Data Breach

Personal Data of 458,388 Delhi Citizens Exposed Online from an Unprotected Database

A database that contains highly sensitive information of about 458,388 individuals located in Delhi exposed for public access without any password protection.

Security researcher Bob Diachenko discovered the publically exposed database name “GNCTD” that indexed by Shodan.

The 4.1GB-sized MongoDB belongs to Government of National Capital Territory of Delhi and by analyzing contents Bob Diachenko concluded the database belongs to company named Transerve and it incluudes the following.

  • EB* Registers
  • EB Users (14,861)
  • Households (102,863)
  • Individuals (458,388)
  • Registered Users (399)
  • Users (2,983)

The database contains the registered users of transerve with the Email addressed @transerve.com including the email address that has the admin level permissions with the hashed passwords.

Database contains two collections that has a detailed information about the individuals.

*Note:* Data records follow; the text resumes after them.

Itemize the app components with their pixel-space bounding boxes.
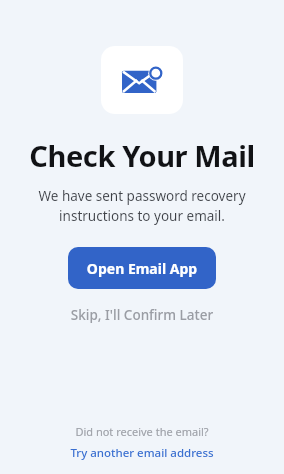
staticText: We have sent password recovery instructi… [34, 187, 250, 225]
staticText: Did not receive the email? [0, 424, 284, 439]
staticText: Open Email App [68, 259, 216, 278]
staticText: Skip, I'll Confirm Later [16, 306, 268, 324]
button[interactable]: Try another email address [0, 442, 284, 464]
other: New mail [122, 67, 162, 93]
button[interactable]: Skip, I'll Confirm Later [0, 299, 284, 331]
button[interactable]: Open Email App [68, 247, 216, 289]
staticText: Check Your Mail [0, 136, 284, 175]
staticText: Try another email address [10, 445, 274, 461]
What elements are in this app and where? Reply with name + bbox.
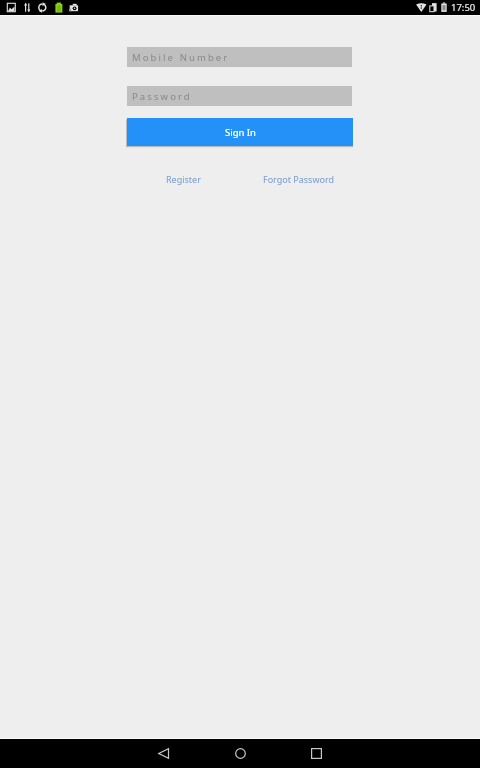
staticText: 17:50: [451, 1, 476, 14]
button[interactable]: Register: [125, 172, 241, 186]
staticText: Sign In: [225, 126, 256, 139]
staticText: Password: [132, 90, 192, 103]
button[interactable]: Home: [216, 739, 264, 768]
staticText: Register: [166, 173, 201, 185]
button[interactable]: Back: [139, 739, 187, 768]
button[interactable]: Forgot Password: [241, 172, 357, 186]
staticText: Forgot Password: [263, 173, 335, 185]
button[interactable]: Mobile Number: [127, 47, 352, 67]
button[interactable]: Password: [127, 86, 352, 106]
button[interactable]: Recent apps: [292, 739, 340, 768]
staticText: Mobile Number: [132, 51, 230, 64]
button[interactable]: Sign In: [127, 118, 353, 146]
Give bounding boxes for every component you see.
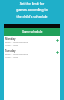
- button[interactable]: Monday: [4, 37, 60, 47]
- staticText: Tuesday: [5, 49, 16, 53]
- button[interactable]: Add interval: [54, 37, 60, 43]
- button[interactable]: Tuesday: [4, 49, 60, 59]
- staticText: Set the limit for games according to the…: [0, 1, 64, 19]
- staticText: 08:00 - 10:00 free time: [5, 53, 28, 56]
- staticText: Game schedule: [22, 30, 43, 34]
- staticText: Monday: [5, 37, 16, 41]
- staticText: 12:00 - 14:00: [5, 44, 19, 47]
- staticText: 08:00 - 10:00 free time: [5, 41, 28, 44]
- button[interactable]: Add interval: [54, 49, 60, 55]
- staticText: 12:00 - 14:00: [5, 56, 19, 59]
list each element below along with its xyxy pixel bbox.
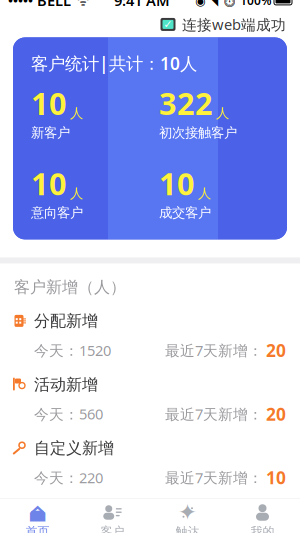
staticText: 今天：1520 (34, 340, 111, 360)
staticText: 人 (198, 185, 211, 202)
staticText: 人 (70, 185, 83, 202)
staticText: 今天：560 (34, 404, 103, 424)
staticText: ✓ (164, 18, 172, 30)
button[interactable]: 客户 (75, 499, 150, 533)
staticText: 新客户 (31, 125, 70, 141)
staticText: 最近7天新增： (165, 468, 263, 487)
staticText: ••••• (8, 0, 33, 9)
button[interactable]: ✦ (150, 499, 225, 533)
staticText: 客户 (100, 524, 124, 533)
button[interactable]: ⌂ (0, 499, 75, 533)
staticText: 20 (266, 339, 286, 362)
staticText: 9:41 AM (114, 0, 170, 10)
staticText: 成交客户 (159, 205, 211, 221)
button[interactable]: 活动新增 (0, 371, 300, 434)
staticText: ✦ (178, 499, 197, 525)
staticText: ◉ ◥ ⏱ 100% (195, 0, 272, 8)
staticText: 10 (31, 163, 67, 204)
staticText: 连接web端成功 (182, 15, 286, 34)
staticText: 客户统计|共计：10人 (31, 52, 197, 75)
staticText: 10 (159, 163, 195, 204)
staticText: 客户新增（人） (14, 277, 126, 297)
staticText: ᯤ (71, 0, 89, 9)
button[interactable]: 分配新增 (0, 307, 300, 371)
staticText: 10 (266, 466, 286, 489)
staticText: 意向客户 (31, 205, 83, 221)
staticText: 我的 (250, 524, 274, 533)
staticText: 人 (216, 105, 229, 122)
staticText: 分配新增 (34, 311, 98, 331)
staticText: 自定义新增 (34, 438, 114, 458)
staticText: BELL (33, 0, 71, 10)
staticText: 人 (70, 105, 83, 122)
staticText: 最近7天新增： (165, 404, 263, 424)
staticText: 322 (159, 83, 213, 124)
staticText: 最近7天新增： (165, 340, 263, 360)
staticText: 首页 (26, 524, 50, 533)
staticText: ⌂ (28, 497, 47, 527)
staticText: 20 (266, 402, 286, 425)
button[interactable]: ✓ (160, 11, 286, 38)
staticText: 活动新增 (34, 375, 98, 394)
button[interactable]: 自定义新增 (0, 434, 300, 498)
staticText: 今天：220 (34, 468, 103, 487)
staticText: 触达 (176, 524, 200, 533)
staticText: 初次接触客户 (159, 125, 237, 141)
staticText: 10 (31, 83, 67, 124)
button[interactable]: 我的 (225, 499, 300, 533)
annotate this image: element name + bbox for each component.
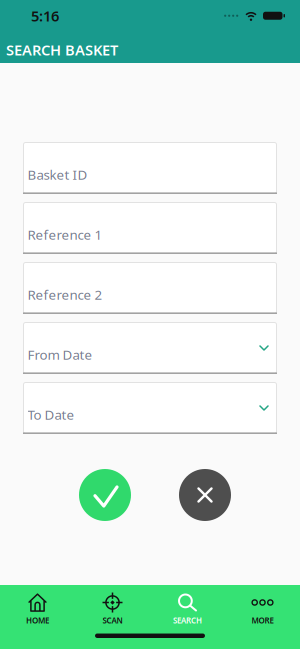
- staticText: HOME: [26, 615, 49, 626]
- staticText: SEARCH: [173, 615, 202, 626]
- staticText: From Date: [28, 346, 92, 364]
- button[interactable]: From Date: [23, 322, 277, 374]
- staticText: Reference 2: [28, 286, 102, 304]
- button[interactable]: MORE: [225, 585, 300, 635]
- button[interactable]: Reference 2: [23, 262, 277, 314]
- staticText: To Date: [28, 406, 74, 424]
- button[interactable]: Reference 1: [23, 202, 277, 254]
- button[interactable]: To Date: [23, 382, 277, 434]
- button[interactable]: SEARCH: [150, 585, 225, 635]
- staticText: Reference 1: [28, 226, 102, 244]
- button[interactable]: Basket ID: [23, 142, 277, 194]
- button[interactable]: Search: [79, 469, 131, 521]
- button[interactable]: HOME: [0, 585, 75, 635]
- button[interactable]: Clear: [179, 469, 231, 521]
- staticText: SCAN: [102, 615, 122, 626]
- staticText: MORE: [252, 615, 274, 626]
- staticText: 5:16: [31, 6, 59, 26]
- staticText: Basket ID: [28, 166, 88, 184]
- staticText: SEARCH BASKET: [6, 40, 118, 60]
- button[interactable]: SCAN: [75, 585, 150, 635]
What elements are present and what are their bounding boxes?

Individuals Collection details about a person that includes Aadhaar numbers, voter card numbers, health conditions, education, etc.

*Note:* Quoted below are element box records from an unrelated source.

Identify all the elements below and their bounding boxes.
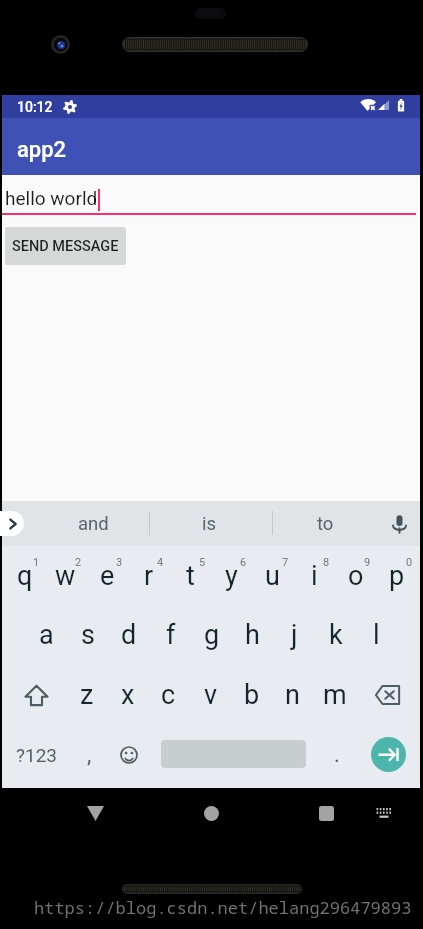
button[interactable]: r bbox=[128, 546, 169, 606]
staticText: t bbox=[186, 560, 195, 592]
button[interactable]: Home bbox=[189, 791, 233, 835]
button[interactable]: Shift bbox=[14, 665, 59, 725]
staticText: c bbox=[161, 679, 176, 711]
staticText: s bbox=[81, 619, 95, 651]
staticText: q bbox=[17, 560, 33, 592]
button[interactable]: to bbox=[280, 501, 370, 546]
button[interactable]: p bbox=[376, 546, 417, 606]
staticText: w bbox=[55, 560, 76, 592]
button[interactable]: Expand suggestions bbox=[0, 511, 24, 536]
staticText: l bbox=[373, 619, 380, 651]
button[interactable]: ?123 bbox=[10, 725, 64, 785]
staticText: i bbox=[311, 560, 318, 592]
staticText: 9 bbox=[364, 556, 371, 569]
staticText: y bbox=[225, 560, 238, 592]
staticText: e bbox=[100, 560, 115, 592]
button[interactable]: a bbox=[26, 605, 67, 665]
button[interactable]: l bbox=[356, 605, 397, 665]
button[interactable]: Switch keyboard bbox=[362, 791, 406, 835]
staticText: 6 bbox=[240, 556, 247, 569]
staticText: https://blog.csdn.net/helang296479893 bbox=[34, 896, 412, 919]
button[interactable]: e bbox=[87, 546, 128, 606]
staticText: to bbox=[317, 513, 334, 535]
staticText: k bbox=[329, 619, 343, 651]
staticText: 10:12 bbox=[17, 99, 53, 115]
button[interactable]: w bbox=[45, 546, 86, 606]
staticText: 3 bbox=[116, 556, 123, 569]
button[interactable]: Back bbox=[73, 791, 117, 835]
button[interactable]: k bbox=[315, 605, 356, 665]
staticText: hello world bbox=[5, 187, 98, 209]
staticText: p bbox=[389, 560, 405, 592]
staticText: 7 bbox=[282, 556, 289, 569]
button[interactable]: y bbox=[211, 546, 252, 606]
button[interactable]: j bbox=[274, 605, 315, 665]
button[interactable]: f bbox=[150, 605, 191, 665]
button[interactable]: g bbox=[191, 605, 232, 665]
button[interactable]: n bbox=[272, 665, 313, 725]
button[interactable]: t bbox=[170, 546, 211, 606]
staticText: 5 bbox=[199, 556, 206, 569]
staticText: a bbox=[39, 619, 54, 651]
staticText: o bbox=[348, 560, 364, 592]
staticText: 4 bbox=[157, 556, 164, 569]
button[interactable]: , bbox=[69, 725, 110, 785]
staticText: . bbox=[334, 742, 340, 768]
staticText: ?123 bbox=[16, 744, 58, 766]
staticText: d bbox=[121, 619, 137, 651]
staticText: n bbox=[285, 679, 300, 711]
staticText: m bbox=[323, 679, 347, 711]
button[interactable]: Enter bbox=[371, 737, 406, 772]
button[interactable]: o bbox=[335, 546, 376, 606]
button[interactable]: Backspace bbox=[365, 665, 410, 725]
button[interactable]: b bbox=[231, 665, 272, 725]
button[interactable]: u bbox=[252, 546, 293, 606]
staticText: 8 bbox=[323, 556, 330, 569]
staticText: SEND MESSAGE bbox=[12, 238, 119, 255]
staticText: g bbox=[204, 619, 220, 651]
button[interactable]: Emoji bbox=[108, 725, 149, 785]
button[interactable]: s bbox=[67, 605, 108, 665]
staticText: , bbox=[87, 742, 92, 768]
button[interactable]: c bbox=[148, 665, 189, 725]
staticText: z bbox=[80, 679, 94, 711]
button[interactable]: is bbox=[164, 501, 254, 546]
button[interactable]: m bbox=[314, 665, 355, 725]
button[interactable]: hello world bbox=[2, 175, 420, 215]
staticText: 2 bbox=[75, 556, 82, 569]
button[interactable]: x bbox=[107, 665, 148, 725]
button[interactable]: z bbox=[66, 665, 107, 725]
button[interactable]: and bbox=[48, 501, 138, 546]
button[interactable]: h bbox=[232, 605, 273, 665]
staticText: f bbox=[166, 619, 176, 651]
staticText: x bbox=[121, 679, 135, 711]
staticText: b bbox=[244, 679, 260, 711]
staticText: 0 bbox=[406, 556, 413, 569]
button[interactable]: d bbox=[108, 605, 149, 665]
button[interactable]: Voice input bbox=[384, 509, 414, 539]
staticText: is bbox=[202, 513, 217, 535]
button[interactable]: . bbox=[316, 725, 357, 785]
staticText: v bbox=[204, 679, 218, 711]
button[interactable]: Recent apps bbox=[304, 791, 348, 835]
staticText: 1 bbox=[33, 556, 40, 569]
button[interactable]: i bbox=[294, 546, 335, 606]
staticText: app2 bbox=[17, 137, 67, 163]
button[interactable]: v bbox=[190, 665, 231, 725]
staticText: r bbox=[144, 560, 154, 592]
staticText: h bbox=[245, 619, 260, 651]
staticText: and bbox=[78, 513, 109, 535]
button[interactable]: SEND MESSAGE bbox=[5, 227, 126, 265]
staticText: u bbox=[265, 560, 280, 592]
staticText: j bbox=[291, 619, 298, 651]
button[interactable]: q bbox=[4, 546, 45, 606]
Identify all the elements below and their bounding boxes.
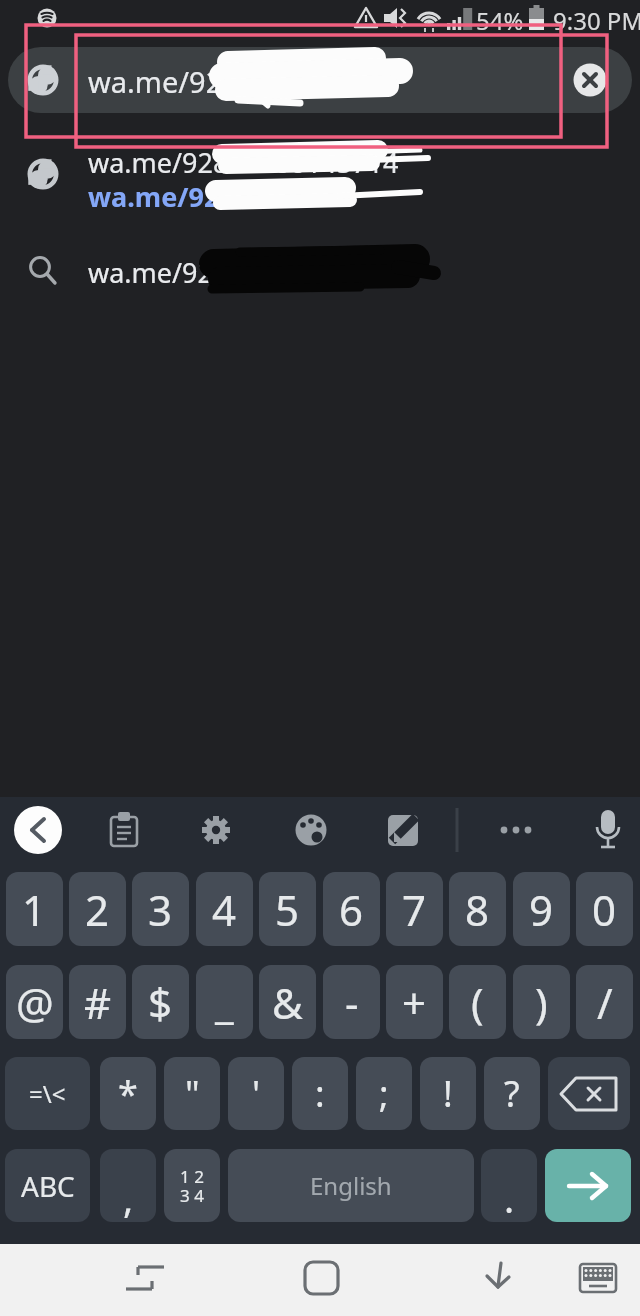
button[interactable]: 6 bbox=[323, 872, 380, 946]
staticText: / bbox=[597, 974, 613, 1031]
staticText: wa.me/92 bbox=[88, 254, 214, 291]
button[interactable] bbox=[386, 810, 426, 850]
staticText: 8 bbox=[465, 881, 490, 938]
staticText: ? bbox=[504, 1069, 520, 1118]
staticText: ABC bbox=[21, 1167, 75, 1205]
button[interactable]: ; bbox=[356, 1057, 412, 1130]
button[interactable] bbox=[300, 1256, 344, 1300]
staticText: ' bbox=[252, 1069, 261, 1118]
staticText: _ bbox=[215, 974, 234, 1031]
staticText: 2 bbox=[85, 881, 110, 938]
button[interactable]: English bbox=[228, 1149, 474, 1222]
button[interactable]: ! bbox=[420, 1057, 476, 1130]
button[interactable] bbox=[545, 1149, 631, 1222]
button[interactable]: @ bbox=[6, 965, 63, 1039]
button[interactable]: 0 bbox=[576, 872, 633, 946]
button[interactable]: wa.me/92810000145714 bbox=[0, 140, 640, 220]
button[interactable]: * bbox=[100, 1057, 156, 1130]
staticText: & bbox=[272, 974, 303, 1031]
staticText: 0 bbox=[592, 881, 617, 938]
staticText: @ bbox=[16, 974, 54, 1031]
staticText: ! bbox=[443, 1069, 453, 1118]
button[interactable]: 3 bbox=[132, 872, 189, 946]
button[interactable]: 5 bbox=[259, 872, 316, 946]
staticText: # bbox=[84, 974, 112, 1031]
button[interactable] bbox=[592, 806, 626, 854]
button[interactable]: 2 bbox=[69, 872, 126, 946]
button[interactable] bbox=[548, 1057, 630, 1130]
button[interactable]: =\< bbox=[5, 1057, 90, 1130]
staticText: , bbox=[123, 1172, 134, 1222]
staticText: ; bbox=[379, 1069, 389, 1118]
button[interactable] bbox=[8, 47, 632, 113]
button[interactable]: ABC bbox=[5, 1149, 90, 1222]
button[interactable]: 7 bbox=[386, 872, 443, 946]
button[interactable]: / bbox=[576, 965, 633, 1039]
button[interactable]: 8 bbox=[449, 872, 506, 946]
button[interactable]: 1 2 3 4 bbox=[164, 1149, 220, 1222]
staticText: : bbox=[315, 1069, 325, 1118]
button[interactable]: ? bbox=[484, 1057, 540, 1130]
button[interactable]: ) bbox=[513, 965, 570, 1039]
button[interactable]: wa.me/92 bbox=[0, 244, 640, 300]
button[interactable]: 1 bbox=[6, 872, 63, 946]
staticText: 9 bbox=[529, 881, 554, 938]
staticText: ) bbox=[535, 974, 548, 1031]
button[interactable] bbox=[570, 60, 610, 100]
staticText: * bbox=[118, 1069, 138, 1118]
staticText: 1 bbox=[22, 881, 47, 938]
button[interactable]: 4 bbox=[196, 872, 253, 946]
button[interactable] bbox=[14, 806, 62, 854]
button[interactable]: ( bbox=[449, 965, 506, 1039]
button[interactable] bbox=[106, 810, 146, 850]
button[interactable] bbox=[478, 1256, 522, 1300]
staticText: wa.me/92810000145714 bbox=[88, 144, 399, 181]
button[interactable] bbox=[292, 810, 332, 850]
staticText: 9:30 PM bbox=[553, 4, 640, 37]
staticText: - bbox=[345, 974, 359, 1031]
staticText: =\< bbox=[29, 1077, 66, 1110]
staticText: wa.me/928 bbox=[88, 62, 239, 101]
staticText: ( bbox=[471, 974, 484, 1031]
button[interactable]: " bbox=[164, 1057, 220, 1130]
staticText: " bbox=[185, 1069, 200, 1118]
staticText: English bbox=[310, 1169, 392, 1202]
button[interactable]: ' bbox=[228, 1057, 284, 1130]
button[interactable]: + bbox=[386, 965, 443, 1039]
button[interactable]: : bbox=[292, 1057, 348, 1130]
staticText: 1 2 3 4 bbox=[180, 1165, 204, 1207]
staticText: $ bbox=[148, 974, 173, 1031]
button[interactable] bbox=[196, 810, 236, 850]
button[interactable] bbox=[576, 1258, 620, 1298]
button[interactable]: $ bbox=[132, 965, 189, 1039]
staticText: . bbox=[504, 1172, 515, 1222]
staticText: 5 bbox=[275, 881, 300, 938]
button[interactable]: , bbox=[100, 1149, 156, 1222]
staticText: 3 bbox=[148, 881, 173, 938]
staticText: 4 bbox=[212, 881, 237, 938]
staticText: 6 bbox=[339, 881, 364, 938]
button[interactable] bbox=[118, 1258, 172, 1300]
button[interactable] bbox=[494, 810, 538, 850]
staticText: 54% bbox=[476, 4, 524, 37]
button[interactable]: . bbox=[481, 1149, 537, 1222]
button[interactable]: 9 bbox=[513, 872, 570, 946]
staticText: 7 bbox=[402, 881, 427, 938]
staticText: + bbox=[402, 974, 427, 1031]
button[interactable]: _ bbox=[196, 965, 253, 1039]
staticText: wa.me/92 bbox=[88, 178, 220, 215]
button[interactable]: # bbox=[69, 965, 126, 1039]
button[interactable]: - bbox=[323, 965, 380, 1039]
button[interactable]: & bbox=[259, 965, 316, 1039]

Households collection includes fields such as name’, ‘house no’, ‘floor number’, ‘geolocation’, area details, ’email_ID’ of a supervisor, ‘is the household cooperating for survey’ field, ‘type of latrine’, ‘functional water meter’, ‘ration card number’, ‘internet facility available’ and even ‘informan name’ field.

Bob Diachenko contacted Transerve and there is no response, then he contacted CERT India and then the databse has been secured and taken offline.

We cannot say for sure that this database is connected to GNCTD, but that is highly likely based on the evidence, it remains unknown for how long the database is online without the password.

The exposed data could be a stepping stone for attackers to launch a high profile attack targeting the indivicuals.

MongoDB published a security checklist that provides a list of security measures that server administrators should implement to protect your MongoDB installation.